Forman un círculo, sentados alrededor del velón. Se levanta Alba y, tras acariciar voluptuosamente todo su cuerpo, deja sus manos a ambos lados de los labios de su sexo, presionando poco a poco para que se vayan abriendo. Ya se ve la boquita, chorreante del semen de su hermano y de una baba semirojiza. La mujer, se agacha poco a poco sobre la llama. Ya casi está encima de ella. El fuego lame la blanquísima carne, algo sonrosada por la parte interior. De golpe, la mujer , baja totalmente su cuerpo, quedando en cuclillas. El velón encendido , entra en la abierta vagina y , en medio de un chisporroteo semilíquido, humea al apagarse, introduciéndose totalmente en el sexo de Alba.

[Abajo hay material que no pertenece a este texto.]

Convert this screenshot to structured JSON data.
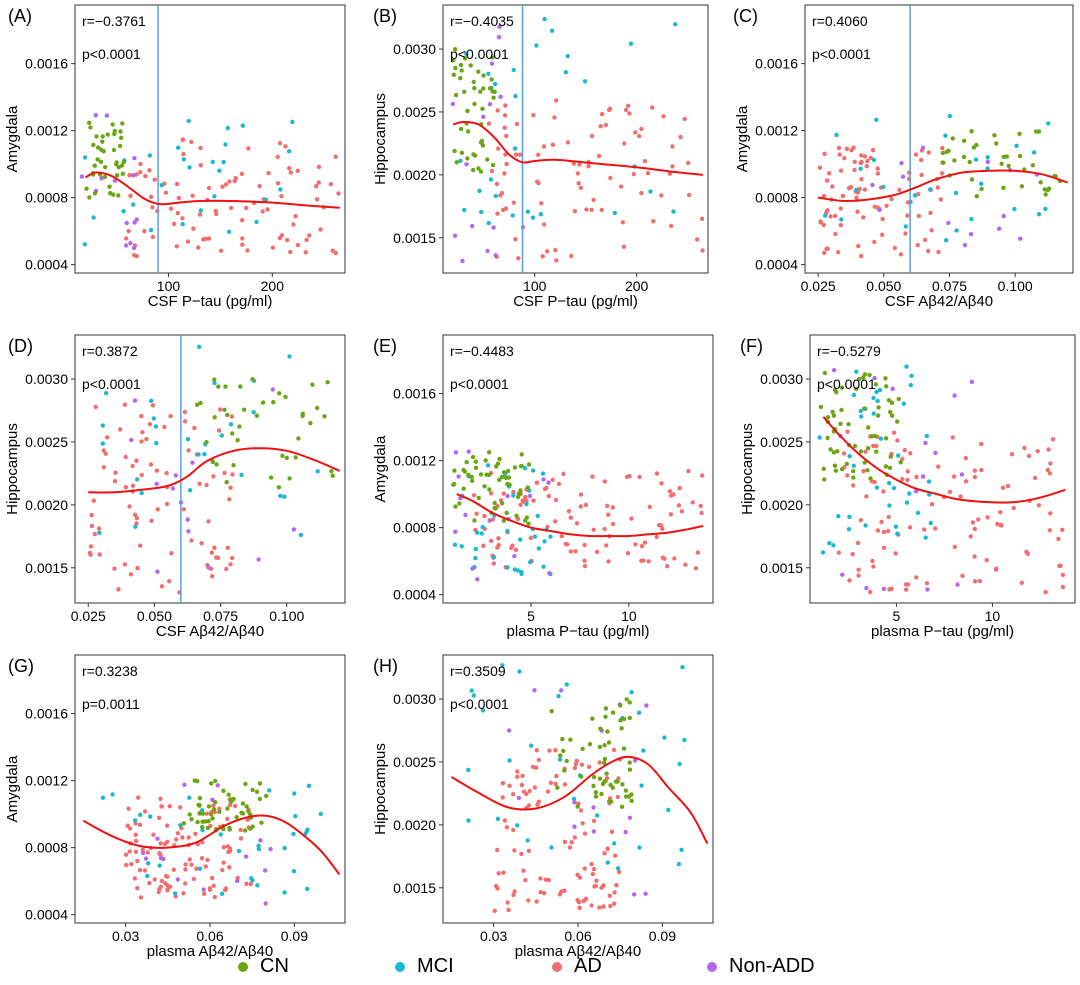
{
  "colors": {
    "CN": "#6aa514",
    "MCI": "#1ab9d1",
    "AD": "#f26e6e",
    "Non-ADD": "#b565f0",
    "fit": "#ee1111",
    "cutoff": "#5b9ee0"
  },
  "legend": [
    {
      "key": "CN",
      "label": "CN"
    },
    {
      "key": "MCI",
      "label": "MCI"
    },
    {
      "key": "AD",
      "label": "AD"
    },
    {
      "key": "Non-ADD",
      "label": "Non-ADD"
    }
  ],
  "chart_data": [
    {
      "type": "scatter",
      "panel": "(A)",
      "r_text": "r=−0.3761",
      "p_text": "p<0.0001",
      "xlabel": "CSF P−tau (pg/ml)",
      "ylabel": "Amygdala",
      "xlim": [
        10,
        270
      ],
      "ylim": [
        0.00035,
        0.00195
      ],
      "xticks": [
        100,
        200
      ],
      "xtick_labels": [
        "100",
        "200"
      ],
      "yticks": [
        0.0004,
        0.0008,
        0.0012,
        0.0016
      ],
      "ytick_labels": [
        "0.0004",
        "0.0008",
        "0.0012",
        "0.0016"
      ],
      "vline": 90,
      "curve": [
        [
          20,
          0.00092
        ],
        [
          30,
          0.00095
        ],
        [
          45,
          0.00093
        ],
        [
          60,
          0.00087
        ],
        [
          75,
          0.0008
        ],
        [
          85,
          0.00077
        ],
        [
          95,
          0.00076
        ],
        [
          110,
          0.00077
        ],
        [
          130,
          0.00078
        ],
        [
          160,
          0.00078
        ],
        [
          200,
          0.00077
        ],
        [
          240,
          0.00075
        ],
        [
          265,
          0.00074
        ]
      ],
      "scatter_seed": 11,
      "scatter": {
        "CN": {
          "n": 40,
          "x": [
            20,
            60
          ],
          "y": [
            0.0008,
            0.00125
          ]
        },
        "MCI": {
          "n": 28,
          "x": [
            15,
            220
          ],
          "y": [
            0.0005,
            0.0013
          ]
        },
        "AD": {
          "n": 95,
          "x": [
            55,
            265
          ],
          "y": [
            0.00045,
            0.00115
          ]
        },
        "Non-ADD": {
          "n": 14,
          "x": [
            15,
            70
          ],
          "y": [
            0.00045,
            0.0013
          ]
        }
      }
    },
    {
      "type": "scatter",
      "panel": "(B)",
      "r_text": "r=−0.4035",
      "p_text": "p<0.0001",
      "xlabel": "CSF P−tau (pg/ml)",
      "ylabel": "Hippocampus",
      "xlim": [
        10,
        270
      ],
      "ylim": [
        0.00122,
        0.00335
      ],
      "xticks": [
        100,
        200
      ],
      "xtick_labels": [
        "100",
        "200"
      ],
      "yticks": [
        0.0015,
        0.002,
        0.0025,
        0.003
      ],
      "ytick_labels": [
        "0.0015",
        "0.0020",
        "0.0025",
        "0.0030"
      ],
      "vline": 88,
      "curve": [
        [
          20,
          0.0024
        ],
        [
          30,
          0.00242
        ],
        [
          45,
          0.0024
        ],
        [
          60,
          0.0023
        ],
        [
          75,
          0.00216
        ],
        [
          88,
          0.0021
        ],
        [
          100,
          0.00211
        ],
        [
          120,
          0.00212
        ],
        [
          160,
          0.00209
        ],
        [
          200,
          0.00206
        ],
        [
          240,
          0.00202
        ],
        [
          265,
          0.002
        ]
      ],
      "scatter_seed": 23,
      "scatter": {
        "CN": {
          "n": 45,
          "x": [
            20,
            65
          ],
          "y": [
            0.002,
            0.003
          ]
        },
        "MCI": {
          "n": 30,
          "x": [
            15,
            240
          ],
          "y": [
            0.0016,
            0.0033
          ]
        },
        "AD": {
          "n": 90,
          "x": [
            55,
            265
          ],
          "y": [
            0.0013,
            0.0026
          ]
        },
        "Non-ADD": {
          "n": 14,
          "x": [
            15,
            70
          ],
          "y": [
            0.0013,
            0.0032
          ]
        }
      }
    },
    {
      "type": "scatter",
      "panel": "(C)",
      "r_text": "r=0.4060",
      "p_text": "p<0.0001",
      "xlabel": "CSF Aβ42/Aβ40",
      "ylabel": "Amygdala",
      "xlim": [
        0.02,
        0.122
      ],
      "ylim": [
        0.00035,
        0.00195
      ],
      "xticks": [
        0.025,
        0.05,
        0.075,
        0.1
      ],
      "xtick_labels": [
        "0.025",
        "0.050",
        "0.075",
        "0.100"
      ],
      "yticks": [
        0.0004,
        0.0008,
        0.0012,
        0.0016
      ],
      "ytick_labels": [
        "0.0004",
        "0.0008",
        "0.0012",
        "0.0016"
      ],
      "vline": 0.06,
      "curve": [
        [
          0.025,
          0.0008
        ],
        [
          0.035,
          0.00078
        ],
        [
          0.045,
          0.00079
        ],
        [
          0.055,
          0.00082
        ],
        [
          0.062,
          0.00086
        ],
        [
          0.07,
          0.00091
        ],
        [
          0.08,
          0.00095
        ],
        [
          0.09,
          0.00096
        ],
        [
          0.1,
          0.00096
        ],
        [
          0.11,
          0.00094
        ],
        [
          0.12,
          0.00089
        ]
      ],
      "scatter_seed": 37,
      "scatter": {
        "CN": {
          "n": 38,
          "x": [
            0.07,
            0.118
          ],
          "y": [
            0.0008,
            0.0012
          ]
        },
        "MCI": {
          "n": 28,
          "x": [
            0.025,
            0.115
          ],
          "y": [
            0.0005,
            0.0013
          ]
        },
        "AD": {
          "n": 90,
          "x": [
            0.025,
            0.075
          ],
          "y": [
            0.00045,
            0.0011
          ]
        },
        "Non-ADD": {
          "n": 14,
          "x": [
            0.04,
            0.11
          ],
          "y": [
            0.0005,
            0.0013
          ]
        }
      }
    },
    {
      "type": "scatter",
      "panel": "(D)",
      "r_text": "r=0.3872",
      "p_text": "p<0.0001",
      "xlabel": "CSF Aβ42/Aβ40",
      "ylabel": "Hippocampus",
      "xlim": [
        0.02,
        0.122
      ],
      "ylim": [
        0.00122,
        0.00335
      ],
      "xticks": [
        0.025,
        0.05,
        0.075,
        0.1
      ],
      "xtick_labels": [
        "0.025",
        "0.050",
        "0.075",
        "0.100"
      ],
      "yticks": [
        0.0015,
        0.002,
        0.0025,
        0.003
      ],
      "ytick_labels": [
        "0.0015",
        "0.0020",
        "0.0025",
        "0.0030"
      ],
      "vline": 0.06,
      "curve": [
        [
          0.025,
          0.0021
        ],
        [
          0.035,
          0.0021
        ],
        [
          0.045,
          0.00212
        ],
        [
          0.055,
          0.00215
        ],
        [
          0.062,
          0.00222
        ],
        [
          0.07,
          0.00235
        ],
        [
          0.08,
          0.00243
        ],
        [
          0.09,
          0.00245
        ],
        [
          0.1,
          0.00243
        ],
        [
          0.11,
          0.00236
        ],
        [
          0.12,
          0.00227
        ]
      ],
      "scatter_seed": 41,
      "scatter": {
        "CN": {
          "n": 40,
          "x": [
            0.065,
            0.118
          ],
          "y": [
            0.0021,
            0.003
          ]
        },
        "MCI": {
          "n": 28,
          "x": [
            0.025,
            0.115
          ],
          "y": [
            0.0016,
            0.0033
          ]
        },
        "AD": {
          "n": 85,
          "x": [
            0.025,
            0.08
          ],
          "y": [
            0.0013,
            0.0028
          ]
        },
        "Non-ADD": {
          "n": 14,
          "x": [
            0.035,
            0.11
          ],
          "y": [
            0.0013,
            0.0031
          ]
        }
      }
    },
    {
      "type": "scatter",
      "panel": "(E)",
      "r_text": "r=−0.4483",
      "p_text": "p<0.0001",
      "xlabel": "plasma P−tau (pg/ml)",
      "ylabel": "Amygdala",
      "xlim": [
        0.5,
        14.3
      ],
      "ylim": [
        0.00035,
        0.00195
      ],
      "xticks": [
        5,
        10
      ],
      "xtick_labels": [
        "5",
        "10"
      ],
      "yticks": [
        0.0004,
        0.0008,
        0.0012,
        0.0016
      ],
      "ytick_labels": [
        "0.0004",
        "0.0008",
        "0.0012",
        "0.0016"
      ],
      "vline": null,
      "curve": [
        [
          1.2,
          0.001
        ],
        [
          2,
          0.00096
        ],
        [
          3,
          0.00089
        ],
        [
          4,
          0.00084
        ],
        [
          5,
          0.0008
        ],
        [
          6,
          0.00078
        ],
        [
          7,
          0.00076
        ],
        [
          8,
          0.00075
        ],
        [
          9,
          0.00075
        ],
        [
          10,
          0.00075
        ],
        [
          11,
          0.00076
        ],
        [
          12,
          0.00077
        ],
        [
          13,
          0.00079
        ],
        [
          13.8,
          0.00081
        ]
      ],
      "scatter_seed": 53,
      "scatter": {
        "CN": {
          "n": 55,
          "x": [
            1,
            5
          ],
          "y": [
            0.0008,
            0.00125
          ]
        },
        "MCI": {
          "n": 38,
          "x": [
            1,
            6
          ],
          "y": [
            0.0005,
            0.0012
          ]
        },
        "AD": {
          "n": 110,
          "x": [
            2,
            13.8
          ],
          "y": [
            0.00055,
            0.00115
          ]
        },
        "Non-ADD": {
          "n": 16,
          "x": [
            1,
            7
          ],
          "y": [
            0.00045,
            0.0013
          ]
        }
      }
    },
    {
      "type": "scatter",
      "panel": "(F)",
      "r_text": "r=−0.5279",
      "p_text": "p<0.0001",
      "xlabel": "plasma P−tau (pg/ml)",
      "ylabel": "Hippocampus",
      "xlim": [
        0.5,
        14.3
      ],
      "ylim": [
        0.00122,
        0.00335
      ],
      "xticks": [
        5,
        10
      ],
      "xtick_labels": [
        "5",
        "10"
      ],
      "yticks": [
        0.0015,
        0.002,
        0.0025,
        0.003
      ],
      "ytick_labels": [
        "0.0015",
        "0.0020",
        "0.0025",
        "0.0030"
      ],
      "vline": null,
      "curve": [
        [
          1.2,
          0.0027
        ],
        [
          2,
          0.00256
        ],
        [
          3,
          0.00241
        ],
        [
          4,
          0.00229
        ],
        [
          5,
          0.0022
        ],
        [
          6,
          0.00213
        ],
        [
          7,
          0.00209
        ],
        [
          8,
          0.00205
        ],
        [
          9,
          0.00203
        ],
        [
          10,
          0.00202
        ],
        [
          11,
          0.00202
        ],
        [
          12,
          0.00204
        ],
        [
          13,
          0.00208
        ],
        [
          13.8,
          0.00212
        ]
      ],
      "scatter_seed": 67,
      "scatter": {
        "CN": {
          "n": 60,
          "x": [
            1,
            5.5
          ],
          "y": [
            0.0022,
            0.0031
          ]
        },
        "MCI": {
          "n": 40,
          "x": [
            1,
            7
          ],
          "y": [
            0.0016,
            0.0031
          ]
        },
        "AD": {
          "n": 110,
          "x": [
            2,
            13.8
          ],
          "y": [
            0.0013,
            0.0026
          ]
        },
        "Non-ADD": {
          "n": 16,
          "x": [
            1,
            9
          ],
          "y": [
            0.0013,
            0.0032
          ]
        }
      }
    },
    {
      "type": "scatter",
      "panel": "(G)",
      "r_text": "r=0.3238",
      "p_text": "p=0.0011",
      "xlabel": "plasma Aβ42/Aβ40",
      "ylabel": "Amygdala",
      "xlim": [
        0.012,
        0.108
      ],
      "ylim": [
        0.00035,
        0.00195
      ],
      "xticks": [
        0.03,
        0.06,
        0.09
      ],
      "xtick_labels": [
        "0.03",
        "0.06",
        "0.09"
      ],
      "yticks": [
        0.0004,
        0.0008,
        0.0012,
        0.0016
      ],
      "ytick_labels": [
        "0.0004",
        "0.0008",
        "0.0012",
        "0.0016"
      ],
      "vline": null,
      "curve": [
        [
          0.015,
          0.00096
        ],
        [
          0.025,
          0.00087
        ],
        [
          0.035,
          0.00081
        ],
        [
          0.045,
          0.0008
        ],
        [
          0.055,
          0.00083
        ],
        [
          0.065,
          0.00093
        ],
        [
          0.073,
          0.00098
        ],
        [
          0.08,
          0.00099
        ],
        [
          0.087,
          0.00095
        ],
        [
          0.095,
          0.00085
        ],
        [
          0.1,
          0.00077
        ],
        [
          0.106,
          0.00064
        ]
      ],
      "scatter_seed": 79,
      "scatter": {
        "CN": {
          "n": 55,
          "x": [
            0.05,
            0.08
          ],
          "y": [
            0.0009,
            0.0012
          ]
        },
        "MCI": {
          "n": 35,
          "x": [
            0.02,
            0.1
          ],
          "y": [
            0.0005,
            0.0012
          ]
        },
        "AD": {
          "n": 110,
          "x": [
            0.03,
            0.075
          ],
          "y": [
            0.0005,
            0.0011
          ]
        },
        "Non-ADD": {
          "n": 16,
          "x": [
            0.035,
            0.085
          ],
          "y": [
            0.00045,
            0.0012
          ]
        }
      }
    },
    {
      "type": "scatter",
      "panel": "(H)",
      "r_text": "r=0.3509",
      "p_text": "p<0.0001",
      "xlabel": "plasma Aβ42/Aβ40",
      "ylabel": "Hippocampus",
      "xlim": [
        0.012,
        0.108
      ],
      "ylim": [
        0.00122,
        0.00335
      ],
      "xticks": [
        0.03,
        0.06,
        0.09
      ],
      "xtick_labels": [
        "0.03",
        "0.06",
        "0.09"
      ],
      "yticks": [
        0.0015,
        0.002,
        0.0025,
        0.003
      ],
      "ytick_labels": [
        "0.0015",
        "0.0020",
        "0.0025",
        "0.0030"
      ],
      "vline": null,
      "curve": [
        [
          0.015,
          0.00238
        ],
        [
          0.025,
          0.00225
        ],
        [
          0.035,
          0.00214
        ],
        [
          0.045,
          0.00213
        ],
        [
          0.055,
          0.00222
        ],
        [
          0.065,
          0.0024
        ],
        [
          0.072,
          0.0025
        ],
        [
          0.078,
          0.00254
        ],
        [
          0.085,
          0.00248
        ],
        [
          0.092,
          0.0023
        ],
        [
          0.1,
          0.0021
        ],
        [
          0.106,
          0.00185
        ]
      ],
      "scatter_seed": 97,
      "scatter": {
        "CN": {
          "n": 55,
          "x": [
            0.05,
            0.08
          ],
          "y": [
            0.0021,
            0.003
          ]
        },
        "MCI": {
          "n": 35,
          "x": [
            0.02,
            0.1
          ],
          "y": [
            0.0016,
            0.0033
          ]
        },
        "AD": {
          "n": 110,
          "x": [
            0.03,
            0.075
          ],
          "y": [
            0.0013,
            0.0026
          ]
        },
        "Non-ADD": {
          "n": 16,
          "x": [
            0.035,
            0.085
          ],
          "y": [
            0.0013,
            0.0031
          ]
        }
      }
    }
  ]
}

Sin una sola luz que los alumbre, comienza la orgía desenfrenada. No hacen falta palabras. Solo el sexo impone sus condiciones. Todos son penetrados. Todos penetran. Todos lamen y son lamidos. Todos chupan y son chupados…

Las luces de las bicicletas, iluminan a duras penas el pedregoso camino del bosque. Los sillines chorrean semen y sangre. Entre los dientes se enredan vellos púbicos de varios colores. La noche veraniega tiende su calma, solo rota por el aullido de algún lobo.